La mujer que los guiaba se apartó y la joven y Pedro se arrodillaron en la parte superior del barranco y miraron hacia abajo. La niña estaba sentada en el fondo con las mejillas llenas de lágrimas.


—Mamá.


—Estoy aquí, cariño. ¿Te encuentras bien?


—Me he caído.


Paula hizo un esfuerzo por reprimir las lágrimas.


—Ya lo sé. Dile a mamá si estás herida.


—Mamá —volvió a gemir la niña.


Paula se volvió hacia Pedro.


—Hola, jovencita —dijo él, con voz segura.


Su tono de voz cortó los sollozos de Olivia. Tendió sus bracitos.


—Pepe, ven a sacarme.


—Ya voy, cariño. Tú agárrate fuerte, ¿vale?


Paula lo miró y vio la determinación en su cara. Estaba decidido a rescatar a Olivia y sabía que no podía impedírselo. Sin embargo, ella temía por los dos.


—Ten cuidado —suplicó, observando la pendiente. La capa superior de nieve se había convertido en hielo.


Pedro asintió y se agarró al arbusto más cercano. Empezó a bajar con cuidado. La joven lo miraba sin poder contener su ansiedad. ¿Y si se hacía daño?


El hombre no vaciló. Estaba ya a mitad de camino cuando su pierna herida cedió y cayó sobre ella.


Paula suprimió un grito.


Pedro lanzó un juramento al tiempo que intentaba recuperar el equilibrio.


—¿Te encuentras bien?


—Sí. Es la pierna mala —dijo.


Su rostro estaba gris y sus ojos parecían hundidos. No podía moverse. Se sentía frustrado por su propia insuficiencia.


Paula sintió una oleada de pánico, pero la ignoró.


—No te muevas. Ya voy.


Pedro volvió a maldecir.


La joven respiró hondo y luego recorrió el camino que había andado él. Cuando llegó hasta él, estaba tumbado en la nieve, con el rostro contraído por el dolor.


—Voy a buscar a Olivia y luego te ayudaré a ti.


El hombre movió la cabeza enfadado.


—Olvídate de mí. Cógela a ella.


Los minutos siguientes pasaron como en una niebla. A Paula le pareció que cada paso duraba una hora. Al final llegó hasta su hija.


—Oh, querida, querida —murmuró, abrazándola.


—Mamá —suspiró Olivia.


Paula lloró de alegría abrazando a su hija. Cuando pudo recuperar el control de sus emociones se puso en pie y miró hacia arriba.
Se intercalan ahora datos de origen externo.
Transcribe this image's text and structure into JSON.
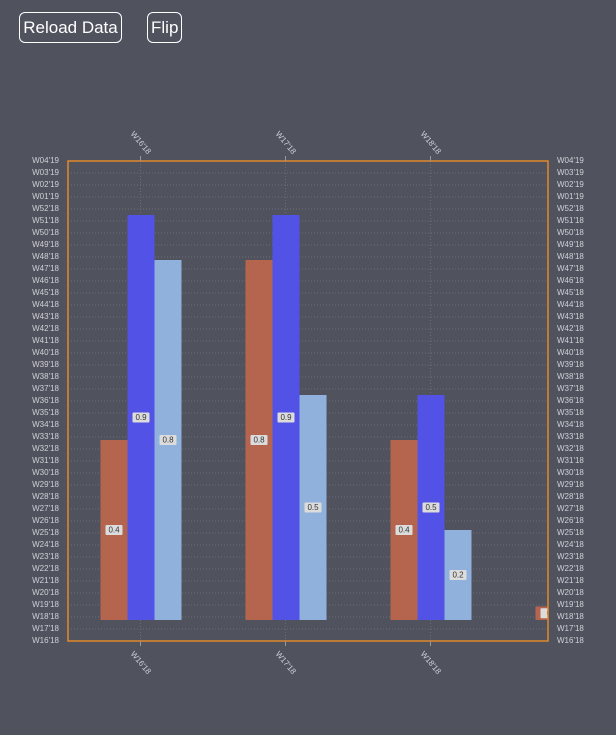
{
  "buttons": [
    "Reload Data",
    "Flip"
  ],
  "chart_data": {
    "type": "bar",
    "categories": [
      "W16'18",
      "W17'18",
      "W18'18",
      null
    ],
    "series": [
      {
        "color": "#b5654d",
        "values": [
          0.4,
          0.8,
          0.4,
          0.03
        ],
        "value_labels": [
          "0.4",
          "0.8",
          "0.4",
          "0"
        ]
      },
      {
        "color": "#5252e6",
        "values": [
          0.9,
          0.9,
          0.5,
          null
        ]
      },
      {
        "color": "#8fb1dc",
        "values": [
          0.8,
          0.5,
          0.2,
          null
        ]
      }
    ],
    "ylim": [
      -0.0467,
      1.02
    ],
    "yticks": [
      {
        "value": -0.0467,
        "label": "W16'18"
      },
      {
        "value": -0.02,
        "label": "W17'18"
      },
      {
        "value": 0.0067,
        "label": "W18'18"
      },
      {
        "value": 0.0333,
        "label": "W19'18"
      },
      {
        "value": 0.06,
        "label": "W20'18"
      },
      {
        "value": 0.0867,
        "label": "W21'18"
      },
      {
        "value": 0.1133,
        "label": "W22'18"
      },
      {
        "value": 0.14,
        "label": "W23'18"
      },
      {
        "value": 0.1667,
        "label": "W24'18"
      },
      {
        "value": 0.1933,
        "label": "W25'18"
      },
      {
        "value": 0.22,
        "label": "W26'18"
      },
      {
        "value": 0.2467,
        "label": "W27'18"
      },
      {
        "value": 0.2733,
        "label": "W28'18"
      },
      {
        "value": 0.3,
        "label": "W29'18"
      },
      {
        "value": 0.3267,
        "label": "W30'18"
      },
      {
        "value": 0.3533,
        "label": "W31'18"
      },
      {
        "value": 0.38,
        "label": "W32'18"
      },
      {
        "value": 0.4067,
        "label": "W33'18"
      },
      {
        "value": 0.4333,
        "label": "W34'18"
      },
      {
        "value": 0.46,
        "label": "W35'18"
      },
      {
        "value": 0.4867,
        "label": "W36'18"
      },
      {
        "value": 0.5133,
        "label": "W37'18"
      },
      {
        "value": 0.54,
        "label": "W38'18"
      },
      {
        "value": 0.5667,
        "label": "W39'18"
      },
      {
        "value": 0.5933,
        "label": "W40'18"
      },
      {
        "value": 0.62,
        "label": "W41'18"
      },
      {
        "value": 0.6467,
        "label": "W42'18"
      },
      {
        "value": 0.6733,
        "label": "W43'18"
      },
      {
        "value": 0.7,
        "label": "W44'18"
      },
      {
        "value": 0.7267,
        "label": "W45'18"
      },
      {
        "value": 0.7533,
        "label": "W46'18"
      },
      {
        "value": 0.78,
        "label": "W47'18"
      },
      {
        "value": 0.8067,
        "label": "W48'18"
      },
      {
        "value": 0.8333,
        "label": "W49'18"
      },
      {
        "value": 0.86,
        "label": "W50'18"
      },
      {
        "value": 0.8867,
        "label": "W51'18"
      },
      {
        "value": 0.9133,
        "label": "W52'18"
      },
      {
        "value": 0.94,
        "label": "W01'19"
      },
      {
        "value": 0.9667,
        "label": "W02'19"
      },
      {
        "value": 0.9933,
        "label": "W03'19"
      },
      {
        "value": 1.02,
        "label": "W04'19"
      }
    ],
    "grid": true,
    "border_color": "#e08a2a"
  }
}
Mariana se había atado una cuerda a la cintura y, con la ayuda de la otra mujer, estaba ya a mitad del barranco.


Con su ayuda, Paula llevó a Olivia arriba y luego se concentró en ayudar a Pedro, que había conseguido ponerse en pie. Con los dientes apretados, se apoyó en la cuerda y consiguió subir también hasta arriba.


—Atiende a Olivia —dijo, apoyándose contra un árbol.
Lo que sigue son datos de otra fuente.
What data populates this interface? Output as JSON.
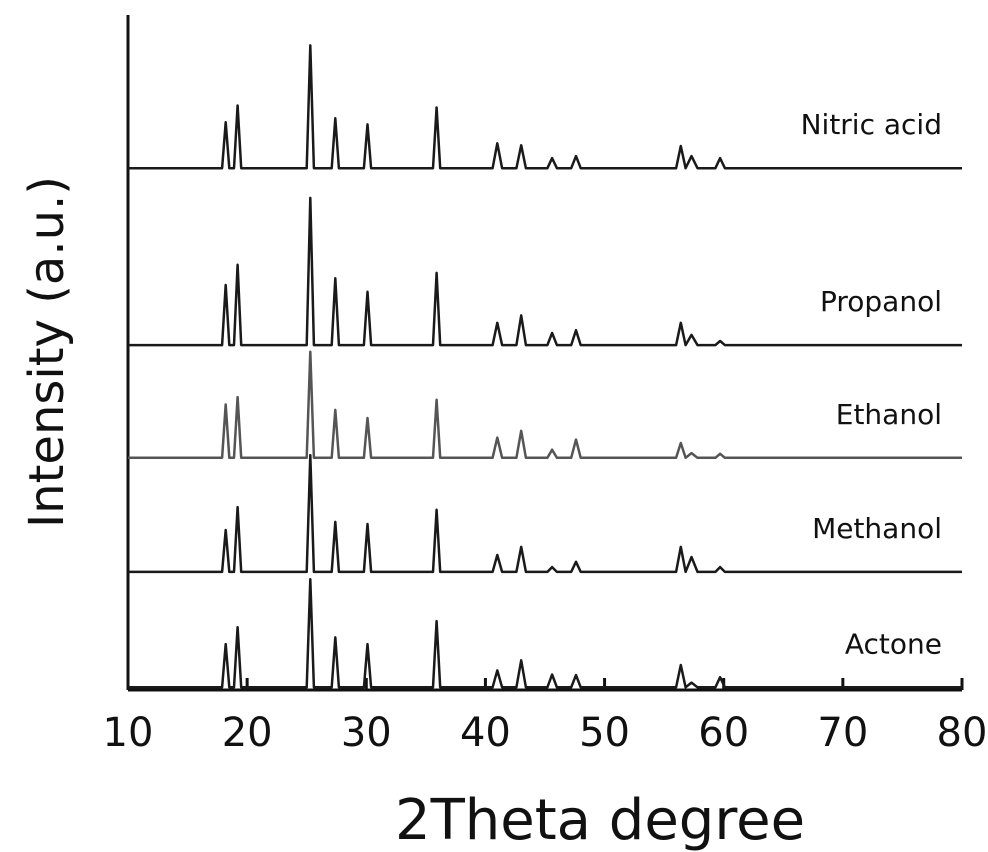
{
  "chart_data": {
    "type": "line",
    "xlabel": "2Theta degree",
    "ylabel": "Intensity (a.u.)",
    "x": [
      10,
      17.9,
      18.2,
      18.5,
      18.9,
      19.2,
      19.5,
      25.0,
      25.3,
      25.6,
      27.1,
      27.4,
      27.7,
      29.8,
      30.1,
      30.4,
      35.6,
      35.9,
      36.2,
      40.6,
      41.0,
      41.4,
      42.6,
      43.0,
      43.4,
      45.2,
      45.6,
      46.0,
      47.2,
      47.6,
      48.0,
      56.0,
      56.4,
      56.8,
      57.3,
      57.8,
      59.3,
      59.7,
      60.1,
      80
    ],
    "series": [
      {
        "name": "Nitric acid",
        "color": "#1a1a1a",
        "values": [
          77.3,
          77.3,
          84.1,
          77.3,
          77.3,
          86.6,
          77.3,
          77.3,
          95.5,
          77.3,
          77.3,
          84.7,
          77.3,
          77.3,
          83.8,
          77.3,
          77.3,
          86.3,
          77.3,
          77.3,
          81.0,
          77.3,
          77.3,
          80.7,
          77.3,
          77.3,
          78.8,
          77.3,
          77.3,
          79.1,
          77.3,
          77.3,
          80.6,
          77.3,
          79.1,
          77.3,
          77.3,
          78.8,
          77.3,
          77.3
        ]
      },
      {
        "name": "Propanol",
        "color": "#1a1a1a",
        "values": [
          51.1,
          51.1,
          60.0,
          51.1,
          51.1,
          63.0,
          51.1,
          51.1,
          72.9,
          51.1,
          51.1,
          61.0,
          51.1,
          51.1,
          59.0,
          51.1,
          51.1,
          61.8,
          51.1,
          51.1,
          54.4,
          51.1,
          51.1,
          55.5,
          51.1,
          51.1,
          52.9,
          51.1,
          51.1,
          53.3,
          51.1,
          51.1,
          54.4,
          51.1,
          52.6,
          51.1,
          51.1,
          51.7,
          51.1,
          51.1
        ]
      },
      {
        "name": "Ethanol",
        "color": "#555555",
        "values": [
          34.4,
          34.4,
          42.3,
          34.4,
          34.4,
          43.4,
          34.4,
          34.4,
          50.1,
          34.4,
          34.4,
          41.5,
          34.4,
          34.4,
          40.3,
          34.4,
          34.4,
          43.0,
          34.4,
          34.4,
          37.4,
          34.4,
          34.4,
          38.4,
          34.4,
          34.4,
          35.6,
          34.4,
          34.4,
          37.1,
          34.4,
          34.4,
          36.6,
          34.4,
          35.1,
          34.4,
          34.4,
          35.0,
          34.4,
          34.4
        ]
      },
      {
        "name": "Methanol",
        "color": "#1a1a1a",
        "values": [
          17.5,
          17.5,
          23.7,
          17.5,
          17.5,
          27.1,
          17.5,
          17.5,
          34.8,
          17.5,
          17.5,
          24.9,
          17.5,
          17.5,
          24.6,
          17.5,
          17.5,
          26.7,
          17.5,
          17.5,
          20.0,
          17.5,
          17.5,
          21.2,
          17.5,
          17.5,
          18.2,
          17.5,
          17.5,
          19.0,
          17.5,
          17.5,
          21.2,
          17.5,
          19.7,
          17.5,
          17.5,
          18.2,
          17.5,
          17.5
        ]
      },
      {
        "name": "Actone",
        "color": "#1a1a1a",
        "values": [
          0.4,
          0.4,
          6.8,
          0.4,
          0.4,
          9.3,
          0.4,
          0.4,
          16.4,
          0.4,
          0.4,
          7.8,
          0.4,
          0.4,
          6.8,
          0.4,
          0.4,
          10.2,
          0.4,
          0.4,
          2.9,
          0.4,
          0.4,
          4.4,
          0.4,
          0.4,
          2.3,
          0.4,
          0.4,
          2.2,
          0.4,
          0.4,
          3.7,
          0.4,
          1.1,
          0.4,
          0.4,
          1.9,
          0.4,
          0.4
        ]
      }
    ],
    "xlim": [
      10,
      80
    ],
    "xticks": [
      10,
      20,
      30,
      40,
      50,
      60,
      70,
      80
    ],
    "ylim": [
      0,
      100
    ]
  }
}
A pesar de lo impresionante de la caída, la niña no estaba gravemente herida. Sólo tenía unos rasguños en las mejillas y las piernas. Paula lloró de alivio y luego miró a su alrededor. Las mujeres se habían retirado para dejarlas solas.


¿Dónde estaba Pedro? Volvió la cabeza. El hombre se había apartado del árbol y estaba de pie mirando al vacío. A Paula se le contrajo el estómago. Nunca había visto tanta desesperación en un rostro humano. Deseaba consolarlo, decirle que no importaba que no hubiera podido rescatar a Olivia, que ella lo amaba igual. Pero el miedo a empeorar las cosas si decía algo la mantuvo callada.


—Mamá —dijo Olivia—. Bájame.


—Está bien —la joven se tragó las lágrimas.


—Mamá, por favor, no llores.


—No puedo evitarlo, cariño.


—¿Dónde está Pepe?


—Está allí, de pie.


La niña se volvió en la dirección indicada y lo miró durante largo rato. Como si intuyera que algo no iba bien, se acercó a él y lo miró.


—¿Te duele la pierna?


El hombre la miró.


—Un poco.


—¿Quieres que te la frote, Pepe?


Pedro sonrió.


—Me gustaría mucho.


—Te dolerá menos, te lo prometo.


Paula los observó con ojos llenos de lágrimas y el corazón henchido de amor por la niña y el hombre. Sin embargo, tenía miedo de moverse por miedo a empezar a llorar y no ser capaz de parar.